Third, Rosen is wrong when he claims "Roe is not hanging by a thread" and when he downplays the importance of justice Kennedy's dissent in Carhart. The point on which Justice Kennedy dissented in that case, and the reason his opinion has caused such alarm among supporters of the right to choose abortion, was the Court's reaffirmation of a woman's right to obtain abortions in a way that preserves her health.

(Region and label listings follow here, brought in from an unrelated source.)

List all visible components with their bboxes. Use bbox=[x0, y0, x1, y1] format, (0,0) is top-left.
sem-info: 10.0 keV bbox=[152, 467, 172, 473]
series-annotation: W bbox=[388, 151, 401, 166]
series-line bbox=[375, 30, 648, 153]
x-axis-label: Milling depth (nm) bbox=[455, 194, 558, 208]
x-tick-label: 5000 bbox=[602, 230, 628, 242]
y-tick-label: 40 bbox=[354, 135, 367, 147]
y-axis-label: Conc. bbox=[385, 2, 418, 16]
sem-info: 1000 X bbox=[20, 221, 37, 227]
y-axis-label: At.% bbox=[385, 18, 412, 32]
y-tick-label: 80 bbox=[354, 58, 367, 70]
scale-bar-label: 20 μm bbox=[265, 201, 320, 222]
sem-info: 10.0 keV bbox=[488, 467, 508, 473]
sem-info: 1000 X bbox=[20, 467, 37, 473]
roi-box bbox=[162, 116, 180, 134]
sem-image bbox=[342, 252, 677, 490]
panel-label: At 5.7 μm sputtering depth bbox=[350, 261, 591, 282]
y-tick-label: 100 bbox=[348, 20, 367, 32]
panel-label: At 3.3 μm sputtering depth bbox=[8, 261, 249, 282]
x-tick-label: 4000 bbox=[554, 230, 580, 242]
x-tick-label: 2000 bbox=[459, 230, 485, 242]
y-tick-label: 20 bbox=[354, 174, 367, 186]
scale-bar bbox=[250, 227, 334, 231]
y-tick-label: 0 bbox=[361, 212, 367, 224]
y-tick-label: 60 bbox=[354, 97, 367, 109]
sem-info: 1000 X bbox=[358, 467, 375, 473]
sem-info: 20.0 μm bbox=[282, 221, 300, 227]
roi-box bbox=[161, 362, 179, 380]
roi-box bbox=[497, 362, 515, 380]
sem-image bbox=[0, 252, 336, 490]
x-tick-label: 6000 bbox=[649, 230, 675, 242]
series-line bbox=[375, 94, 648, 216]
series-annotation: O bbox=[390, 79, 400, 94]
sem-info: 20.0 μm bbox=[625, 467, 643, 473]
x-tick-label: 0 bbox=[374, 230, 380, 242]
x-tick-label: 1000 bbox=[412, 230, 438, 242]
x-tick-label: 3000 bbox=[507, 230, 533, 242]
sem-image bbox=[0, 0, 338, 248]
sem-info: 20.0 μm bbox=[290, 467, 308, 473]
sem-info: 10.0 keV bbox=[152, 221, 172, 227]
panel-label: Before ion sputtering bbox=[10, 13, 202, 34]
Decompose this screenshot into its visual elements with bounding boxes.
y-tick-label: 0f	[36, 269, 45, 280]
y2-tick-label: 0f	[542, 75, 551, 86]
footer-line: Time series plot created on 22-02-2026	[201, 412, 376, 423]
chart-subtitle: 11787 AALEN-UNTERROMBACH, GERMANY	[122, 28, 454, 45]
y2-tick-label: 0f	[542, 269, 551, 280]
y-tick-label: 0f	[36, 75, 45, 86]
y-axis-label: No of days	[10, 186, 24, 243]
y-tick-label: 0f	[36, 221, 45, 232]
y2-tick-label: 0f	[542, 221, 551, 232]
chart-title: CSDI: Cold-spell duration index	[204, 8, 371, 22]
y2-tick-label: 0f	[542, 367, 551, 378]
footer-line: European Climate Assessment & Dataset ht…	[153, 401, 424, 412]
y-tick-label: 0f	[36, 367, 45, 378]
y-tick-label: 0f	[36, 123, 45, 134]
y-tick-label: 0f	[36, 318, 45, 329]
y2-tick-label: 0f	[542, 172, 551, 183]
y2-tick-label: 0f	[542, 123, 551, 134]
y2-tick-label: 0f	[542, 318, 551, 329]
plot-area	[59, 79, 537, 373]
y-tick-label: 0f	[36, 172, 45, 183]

Under Kennedy's reasoning, a state would be able to legislate the way in which the physician performs the abortion without regard to the woman's health, and even if the legislation adds unnecessary risks.
Finally, Rosen's idea that it would be good for pro-choice Americans to subject to majority control the right of individual women to control their own bodies, Co terminate their pregnancies, and to choose the safest procedure modern medicine has to offer at best reveals naïveté about the power of those who believe women should be forced to carry unwanted pregnancies to term; and it reveals ignorance about the burden of pregnancy and childbirth. The fact is, whether it is twelve states that would ban abortions immediately upon reversal of Roe or "only" a few, as Rosen predicts, these bans would force thousands of individual women to carry unwanted pregnancies to term or to obtain illegal procedures at risk to life and health. Working to protect the rights of women to preserve the integrity of their bodies is not "extreme," as Rosen would have it; it is what the American tradition of liberty and self-determination is all about.
PRISCILLA J. SMITH
Director, Domestic Legal Program
Center for Reproductive Rights
Counsel for Plaintiff LeRoy Carhart in
Stenberg v. Carhart
New York, New York
JEFFREY ROSEN REPLIES:
LIKE THE INTEREST GROUPS THEY represent, Kate Michelman and Priscilla J. Smith continue to conflate restrictions on late-term abortions, which most Americans support, with bans on early-term abortions, which most Americans oppose. I argued that Congress, the state legislatures, and the courts should not make the same error, and nothing in their letters calls this conclusion into question. Both of them, however, incorrectly characterize Justice Kennedy's dissent in the Stenberg case, where he reaffirmed his belief that, before viability, a state may deny "no woman the right to choose an abortion" and, after viability, it may place "no undue burden upon the right." For better or for worse. Roe won't be overturned any time soon.